Since $p(n) \gt n$ for all positive integers $n$, then for all $i \ge 1$ we have $(x_{i+1} = p(x_i)) \gt x_i$. Thus, the $x_i$ form a strictly increasing sequence so, with $x_1 = 1$, then $x_i \ge i$. For any $k \ge 3$, define
$$N = x_k - 1 \tag{1}\label{eq1A}$$
The problem states there exists an $r$ such that $N \mid x_r$, so let $m$ be the minimum such index value. Since $x_k - 1 \ge x_{k-1}$, then $m \ge k-1$. With $m \gt k-1$, then $m \neq k$ because $x_k-1 \gt 1$, so $\gcd(x_k-1,x_k)=1 \; \to \; N \nmid x_k$, which means $m \gt k$.
Define $p^{0}(x) = x$ and $p^{i+1}(x) = p(p^{i}(x)) \; \forall \; i \gt 0$ (e.g., $p^2(x) = p(p(x))$). Next, note for any integers $a$ and $b$ that $a - b \mid p(a) - p(b)$, so $p(a) - p(b) \mid p^{2}(a) - p^{2}(b) \; \to \; a - b \mid p^{2}(a) - p^{2}(b)$, thus possibly repeating this multiple times gives that $a - b \mid p^{j}(a) - p^{j}(b) \; \forall \; j \ge 0$. Using this, along with $x_s = p^{s-1}(1)$ for all $s \ge 1$, we have
$$x_m = p^{m-1}(1) = p^{m-k}(p^{k-1}(1)) = p^{m-k}(x_k) \equiv p^{m-k}(1) = x_{m-k+1} \pmod{N} \tag{2}\label{eq2A}$$
However, this contradicts the minimality of $m$. Thus, $m = k-1$ so $x_k - 1 \mid x_{k-1} \; \to \; x_{k-1} \ge x_k - 1$ but, since $x_k - 1 \ge x_{k-1}$, we have $x_k = x_{k-1} + 1$. However, then the polynomial
$$q(x) = p(x) - x - 1 \tag{3}\label{eq3A}$$
has infinitely many roots, i.e., at $x = x_{k-1}$ for all $k \ge 3$. Thus, $q(x)$ must be the $0$ polynomial, which means that
$$p(x) = x + 1 \tag{4}\label{eq4A}$$
A: Here's a reference to an extremely high-level theorem which easily beats this problem into submission. If someone can prove it more simply that would be much better.

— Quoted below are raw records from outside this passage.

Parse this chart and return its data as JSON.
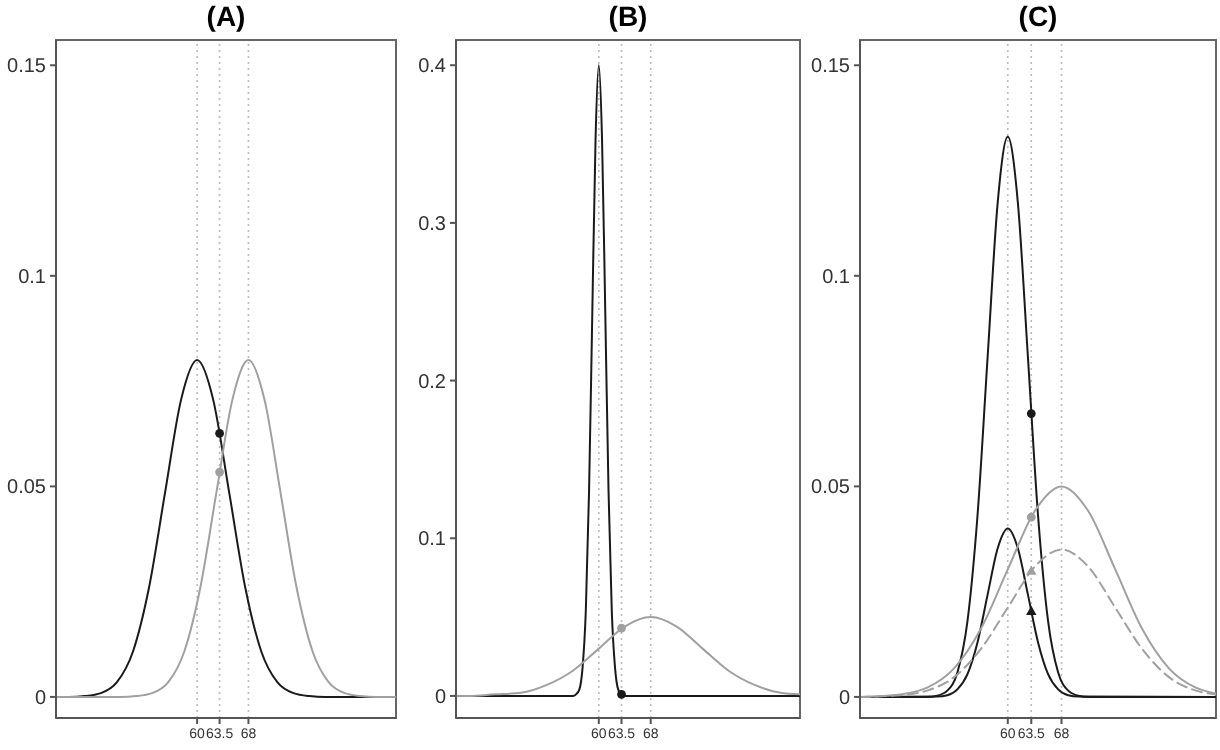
{
  "chart_data": [
    {
      "type": "line",
      "title": "(A)",
      "xlim": [
        38,
        91
      ],
      "xticks": [
        60,
        63.5,
        68
      ],
      "ylim": [
        -0.005,
        0.156
      ],
      "yticks": [
        0,
        0.05,
        0.1,
        0.15
      ],
      "grid": false,
      "ref_lines": [
        {
          "axis": "x",
          "value": 60,
          "line_style": "dotted",
          "color": "#bbbbbb"
        },
        {
          "axis": "x",
          "value": 63.5,
          "line_style": "dotted",
          "color": "#bbbbbb"
        },
        {
          "axis": "x",
          "value": 68,
          "line_style": "dotted",
          "color": "#bbbbbb"
        }
      ],
      "series": [
        {
          "color": "#1a1a1a",
          "x": [
            38,
            40,
            42.5,
            45,
            47.5,
            50,
            52.5,
            55,
            57.5,
            60,
            62.5,
            65,
            67.5,
            70,
            72.5,
            75,
            77.5,
            80,
            91
          ],
          "values": [
            0,
            0,
            0.0002,
            0.0009,
            0.0035,
            0.0108,
            0.026,
            0.0485,
            0.0706,
            0.08,
            0.0706,
            0.0485,
            0.026,
            0.0108,
            0.0035,
            0.0009,
            0.0002,
            0,
            0
          ]
        },
        {
          "color": "#a0a0a0",
          "x": [
            38,
            48,
            50.5,
            53,
            55.5,
            58,
            60.5,
            63,
            65.5,
            68,
            70.5,
            73,
            75.5,
            78,
            80.5,
            83,
            85.5,
            88,
            91
          ],
          "values": [
            0,
            0,
            0.0002,
            0.0009,
            0.0035,
            0.0108,
            0.026,
            0.0485,
            0.0706,
            0.08,
            0.0706,
            0.0485,
            0.026,
            0.0108,
            0.0035,
            0.0009,
            0.0002,
            0,
            0
          ]
        },
        {
          "type": "scatter",
          "color": "#1a1a1a",
          "marker": "circle",
          "x": [
            63.5
          ],
          "values": [
            0.0626
          ]
        },
        {
          "type": "scatter",
          "color": "#a0a0a0",
          "marker": "circle",
          "x": [
            63.5
          ],
          "values": [
            0.0534
          ]
        }
      ]
    },
    {
      "type": "line",
      "title": "(B)",
      "xlim": [
        38,
        91
      ],
      "xticks": [
        60,
        63.5,
        68
      ],
      "ylim": [
        -0.014,
        0.416
      ],
      "yticks": [
        0,
        0.1,
        0.2,
        0.3,
        0.4
      ],
      "grid": false,
      "ref_lines": [
        {
          "axis": "x",
          "value": 60,
          "line_style": "dotted",
          "color": "#bbbbbb"
        },
        {
          "axis": "x",
          "value": 63.5,
          "line_style": "dotted",
          "color": "#bbbbbb"
        },
        {
          "axis": "x",
          "value": 68,
          "line_style": "dotted",
          "color": "#bbbbbb"
        }
      ],
      "series": [
        {
          "color": "#1a1a1a",
          "x": [
            38,
            56,
            56.5,
            57,
            57.5,
            58,
            58.5,
            59,
            59.5,
            60,
            60.5,
            61,
            61.5,
            62,
            62.5,
            63,
            63.5,
            64,
            91
          ],
          "values": [
            0,
            0,
            0.001,
            0.004,
            0.018,
            0.054,
            0.13,
            0.243,
            0.353,
            0.4,
            0.353,
            0.243,
            0.13,
            0.054,
            0.018,
            0.004,
            0.001,
            0,
            0
          ]
        },
        {
          "color": "#a0a0a0",
          "x": [
            38,
            40,
            44,
            48,
            52,
            56,
            60,
            64,
            68,
            72,
            76,
            80,
            84,
            88,
            91
          ],
          "values": [
            0,
            0,
            0.001,
            0.002,
            0.007,
            0.016,
            0.03,
            0.044,
            0.05,
            0.044,
            0.03,
            0.016,
            0.007,
            0.002,
            0.001
          ]
        },
        {
          "type": "scatter",
          "color": "#a0a0a0",
          "marker": "circle",
          "x": [
            63.5
          ],
          "values": [
            0.043
          ]
        },
        {
          "type": "scatter",
          "color": "#1a1a1a",
          "marker": "circle",
          "x": [
            63.5
          ],
          "values": [
            0.001
          ]
        }
      ]
    },
    {
      "type": "line",
      "title": "(C)",
      "xlim": [
        38,
        91
      ],
      "xticks": [
        60,
        63.5,
        68
      ],
      "ylim": [
        -0.005,
        0.156
      ],
      "yticks": [
        0,
        0.05,
        0.1,
        0.15
      ],
      "grid": false,
      "ref_lines": [
        {
          "axis": "x",
          "value": 60,
          "line_style": "dotted",
          "color": "#bbbbbb"
        },
        {
          "axis": "x",
          "value": 63.5,
          "line_style": "dotted",
          "color": "#bbbbbb"
        },
        {
          "axis": "x",
          "value": 68,
          "line_style": "dotted",
          "color": "#bbbbbb"
        }
      ],
      "series": [
        {
          "color": "#1a1a1a",
          "x": [
            38,
            48,
            49.5,
            51,
            52.5,
            54,
            55.5,
            57,
            58.5,
            60,
            61.5,
            63,
            64.5,
            66,
            67.5,
            69,
            70.5,
            72,
            91
          ],
          "values": [
            0,
            0,
            0.0003,
            0.0015,
            0.0058,
            0.018,
            0.0432,
            0.0807,
            0.1174,
            0.133,
            0.1174,
            0.0807,
            0.0432,
            0.018,
            0.0058,
            0.0015,
            0.0003,
            0,
            0
          ]
        },
        {
          "color": "#1a1a1a",
          "x": [
            38,
            49.5,
            51,
            52.5,
            54,
            55.5,
            57,
            58.5,
            60,
            61.5,
            63,
            64.5,
            66,
            67.5,
            69,
            70.5,
            91
          ],
          "values": [
            0,
            0.0001,
            0.0004,
            0.0018,
            0.0054,
            0.013,
            0.0243,
            0.0353,
            0.04,
            0.0353,
            0.0243,
            0.013,
            0.0054,
            0.0018,
            0.0004,
            0.0001,
            0
          ]
        },
        {
          "color": "#a0a0a0",
          "x": [
            38,
            40,
            44,
            48,
            52,
            56,
            60,
            64,
            68,
            72,
            76,
            80,
            84,
            88,
            91
          ],
          "values": [
            0,
            0.0001,
            0.0006,
            0.0022,
            0.0068,
            0.0162,
            0.0303,
            0.0441,
            0.05,
            0.0441,
            0.0303,
            0.0162,
            0.0068,
            0.0022,
            0.0008
          ]
        },
        {
          "color": "#a0a0a0",
          "line_style": "dashed",
          "x": [
            38,
            40,
            44,
            48,
            52,
            56,
            60,
            64,
            68,
            72,
            76,
            80,
            84,
            88,
            91
          ],
          "values": [
            0,
            0.0001,
            0.0004,
            0.0015,
            0.0047,
            0.0114,
            0.0212,
            0.0309,
            0.035,
            0.0309,
            0.0212,
            0.0114,
            0.0047,
            0.0015,
            0.0006
          ]
        },
        {
          "type": "scatter",
          "color": "#1a1a1a",
          "marker": "circle",
          "x": [
            63.5
          ],
          "values": [
            0.0673
          ]
        },
        {
          "type": "scatter",
          "color": "#1a1a1a",
          "marker": "triangle",
          "x": [
            63.5
          ],
          "values": [
            0.0203
          ]
        },
        {
          "type": "scatter",
          "color": "#a0a0a0",
          "marker": "circle",
          "x": [
            63.5
          ],
          "values": [
            0.0427
          ]
        },
        {
          "type": "scatter",
          "color": "#a0a0a0",
          "marker": "triangle",
          "x": [
            63.5
          ],
          "values": [
            0.0299
          ]
        }
      ]
    }
  ]
}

This can be proved by a special case of Chebotarev's Density Theorem. The statement of the theorem is complicated, but the special case of it can be restated to say: if $p(x)$ is a degree $n$ polynomial and $p_k$ is the $k$th prime, then
$$\lim_{N\to\infty} \frac{|\{ p_k\leq N|p_k\text{ does not divide }p(x)\text{ for any }x\in\mathbb{Z}\}|}{\pi(N)}=\frac{n-1}{n}$$
(Someone please correct me if I am incorrectly stating this case). Basically, for any non-linear polynomial there are infinite primes $p_{k_i}$ such that
$$p(x)\not\equiv 0\ (\text{mod }p_{k_i})\text{ for all }i\in\mathbb{N}$$
Thus, it is only possible that $p(n)$ from your original question is linear. The rest of the proof is simple.